Trends in Genetics

Although it may not be obvious here, I also occasionally write formal scientific stuff, like a review article for Trends in Genetics:

Joshua T. Witten and Jernej Ule, “Understanding splicing regulation through RNA splicing maps,” Trends in Genetics (1, 2011).

Abstract
Alternative splicing is a highly regulated process that greatly increases the proteome diversity and plays an important role in cellular differentiation and disease. Interactions between RNA-binding proteins (RBPs) and pre-mRNA are the principle regulator of splicing decisions. Findings from recent genome-wide studies of protein-RNA interactions have been combined with assays of the global effects of RBPs on splicing to create RNA splicing maps. These maps integrate information from all pre-mRNAs regulated by single RBPs to identify the global positioning principles guiding splicing regulation. Recent studies using this approach have identified a set of positional principles that are shared between diverse RBPs. Here, we discuss how insights from RNA splicing maps of different RBPs inform the mechanistic models of splicing regulation.

Author: Josh Witten

http://www.thefinchandpea.com

5 thoughts on “Trends in Genetics”

  1. Congratulations! The whole process seems to have gone quickly for you… I wish I could say the same for my paper.

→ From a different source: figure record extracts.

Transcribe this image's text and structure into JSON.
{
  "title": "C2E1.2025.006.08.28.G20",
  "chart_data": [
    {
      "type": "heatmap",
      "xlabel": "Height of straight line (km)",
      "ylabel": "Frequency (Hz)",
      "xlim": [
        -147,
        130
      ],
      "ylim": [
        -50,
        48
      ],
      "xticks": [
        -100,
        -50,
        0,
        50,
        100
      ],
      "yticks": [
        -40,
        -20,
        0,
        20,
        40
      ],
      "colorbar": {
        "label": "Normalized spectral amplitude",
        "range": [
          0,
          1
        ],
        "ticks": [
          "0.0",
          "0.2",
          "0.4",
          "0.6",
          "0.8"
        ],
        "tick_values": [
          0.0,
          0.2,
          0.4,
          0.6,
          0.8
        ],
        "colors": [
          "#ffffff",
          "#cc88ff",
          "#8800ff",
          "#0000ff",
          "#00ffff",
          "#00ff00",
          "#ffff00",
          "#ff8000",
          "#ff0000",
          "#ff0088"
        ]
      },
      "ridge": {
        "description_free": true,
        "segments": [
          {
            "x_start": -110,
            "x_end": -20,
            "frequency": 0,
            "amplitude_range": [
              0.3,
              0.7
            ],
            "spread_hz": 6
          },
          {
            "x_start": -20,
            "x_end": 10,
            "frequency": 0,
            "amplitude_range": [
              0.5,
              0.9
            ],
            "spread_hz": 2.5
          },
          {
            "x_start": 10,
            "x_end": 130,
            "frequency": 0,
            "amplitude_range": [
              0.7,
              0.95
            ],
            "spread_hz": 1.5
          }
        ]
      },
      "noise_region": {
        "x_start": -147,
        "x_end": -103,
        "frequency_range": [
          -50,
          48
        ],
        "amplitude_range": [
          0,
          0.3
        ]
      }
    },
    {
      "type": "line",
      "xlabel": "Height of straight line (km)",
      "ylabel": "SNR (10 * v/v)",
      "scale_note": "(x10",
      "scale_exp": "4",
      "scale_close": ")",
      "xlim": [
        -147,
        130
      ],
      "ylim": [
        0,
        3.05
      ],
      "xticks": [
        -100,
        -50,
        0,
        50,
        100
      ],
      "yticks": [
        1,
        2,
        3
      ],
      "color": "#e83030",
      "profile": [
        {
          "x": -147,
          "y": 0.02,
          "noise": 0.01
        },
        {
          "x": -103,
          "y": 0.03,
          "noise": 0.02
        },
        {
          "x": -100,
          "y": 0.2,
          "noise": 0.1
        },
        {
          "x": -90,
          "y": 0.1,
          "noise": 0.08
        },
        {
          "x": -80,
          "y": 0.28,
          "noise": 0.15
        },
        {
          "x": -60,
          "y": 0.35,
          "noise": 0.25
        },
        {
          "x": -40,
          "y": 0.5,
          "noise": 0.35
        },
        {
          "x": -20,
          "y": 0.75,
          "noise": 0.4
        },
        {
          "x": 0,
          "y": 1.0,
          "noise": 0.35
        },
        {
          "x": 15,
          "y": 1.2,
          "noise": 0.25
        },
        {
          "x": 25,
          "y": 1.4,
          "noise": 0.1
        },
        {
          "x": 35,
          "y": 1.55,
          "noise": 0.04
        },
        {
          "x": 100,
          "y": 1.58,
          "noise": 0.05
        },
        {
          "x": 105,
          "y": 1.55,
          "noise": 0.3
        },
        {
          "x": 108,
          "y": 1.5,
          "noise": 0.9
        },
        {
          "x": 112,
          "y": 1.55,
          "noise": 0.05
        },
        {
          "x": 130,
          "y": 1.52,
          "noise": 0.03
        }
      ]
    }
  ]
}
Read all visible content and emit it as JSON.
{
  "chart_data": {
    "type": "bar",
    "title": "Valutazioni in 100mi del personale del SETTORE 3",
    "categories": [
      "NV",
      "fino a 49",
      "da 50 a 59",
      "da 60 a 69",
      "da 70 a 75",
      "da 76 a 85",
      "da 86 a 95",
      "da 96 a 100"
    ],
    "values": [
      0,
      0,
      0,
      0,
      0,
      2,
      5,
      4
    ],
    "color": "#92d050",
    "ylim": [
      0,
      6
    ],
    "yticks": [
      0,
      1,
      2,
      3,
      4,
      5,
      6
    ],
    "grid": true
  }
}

    You should do more than just tease with the abstract – blog about the review, using a Rugby analogy to explain the behavior of RBPs.

    1. I may follow up. This method did not require time, that precious commodity, ever so rare and valuable.

      We started writing in July & I have approximately 29 revised drafts on my hard drive. So, quickly is in the eye of the beholder; but I know what you are saying. Of course, the process is different with review articles where you don’t actually have to generate your own data.

      1. I was under the mistaken impression that you had started writing later. I didn’t start writing until October. We are now up to draft 20 or so, hoping against the odds that Science will find this latest version acceptable.